Detrimental, perhaps, because all of us can look back down the winding narrow tube of 30 years and see how it all turned out. The sixties, some posit, blew all of the rules apart but didn’t replace them with anything.
Sender is more pragmatic. “Whatever the hippies discovered, we are now the beneficiaries of. Health food, the ecology movement, the Green Party–so much of what was discovered then has become part of the mainstream culture now,” he says. “Certainly, much of it has been co-opted, changed, and corrupted, but the impulse to nurture Mother Earth, to return to her, and to reinvoke the tribal remain.

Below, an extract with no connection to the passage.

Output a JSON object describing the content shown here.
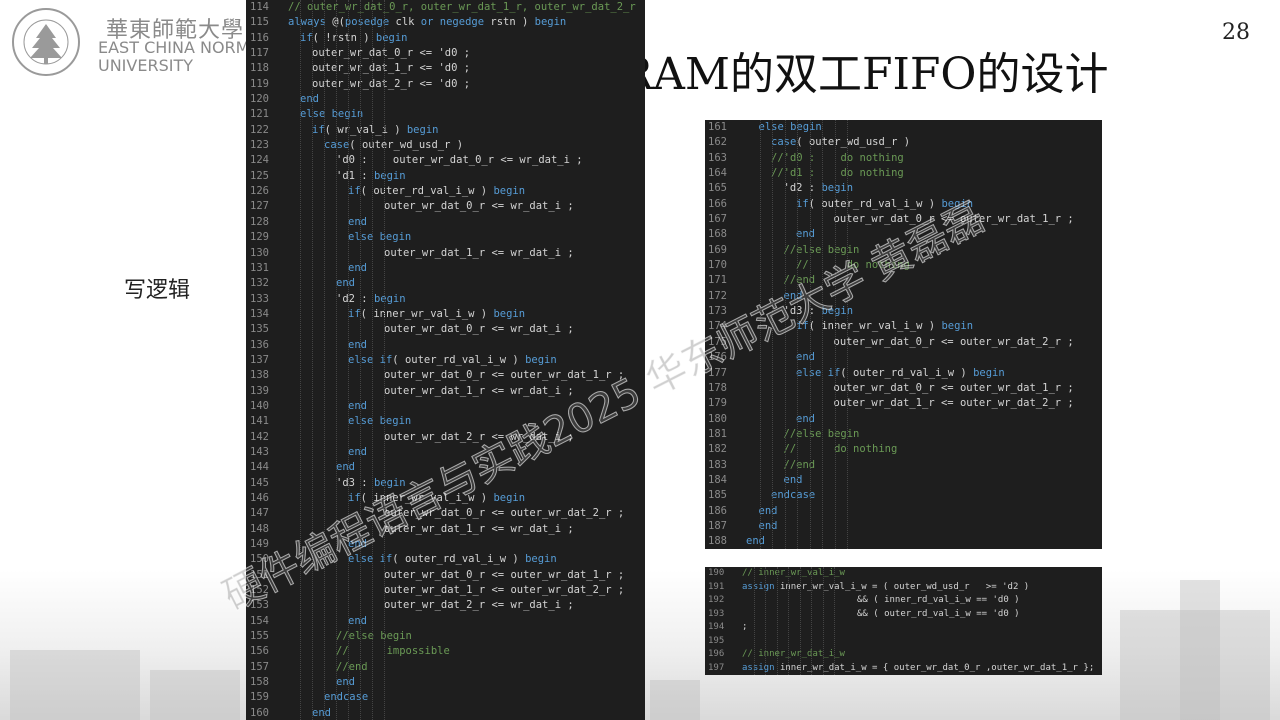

“Although we’re going through a kind of a strange time now, I hope that it’s a last hurrah of a fundamentalist right-wing orthodox wave of things. Maybe out of this,” he says hopefully, “will come a whole new movement of people.”
Bill Wheeler is content to exhibit his plein air landscapes at San Francisco’s George Krevsky Gallery, live peacefully, and throw his annual May Day party, when the ranch again becomes a place of communal gathering. “When it came to an end, it came to an end, so be it,” he says philosophically. “I still think that community is the healthiest way to live, because people take care of each other and there’s less crime and mental illness and the alienation that people feel.”
Alicia Bay Laurel becomes almost dreamy when asked if it was all worth it. “I don’t know if the word is nostalgic or if the word is envious, but I could do it,” she says, “all over again.”
From the May 15-21, 2003 issue of the North Bay Bohemian.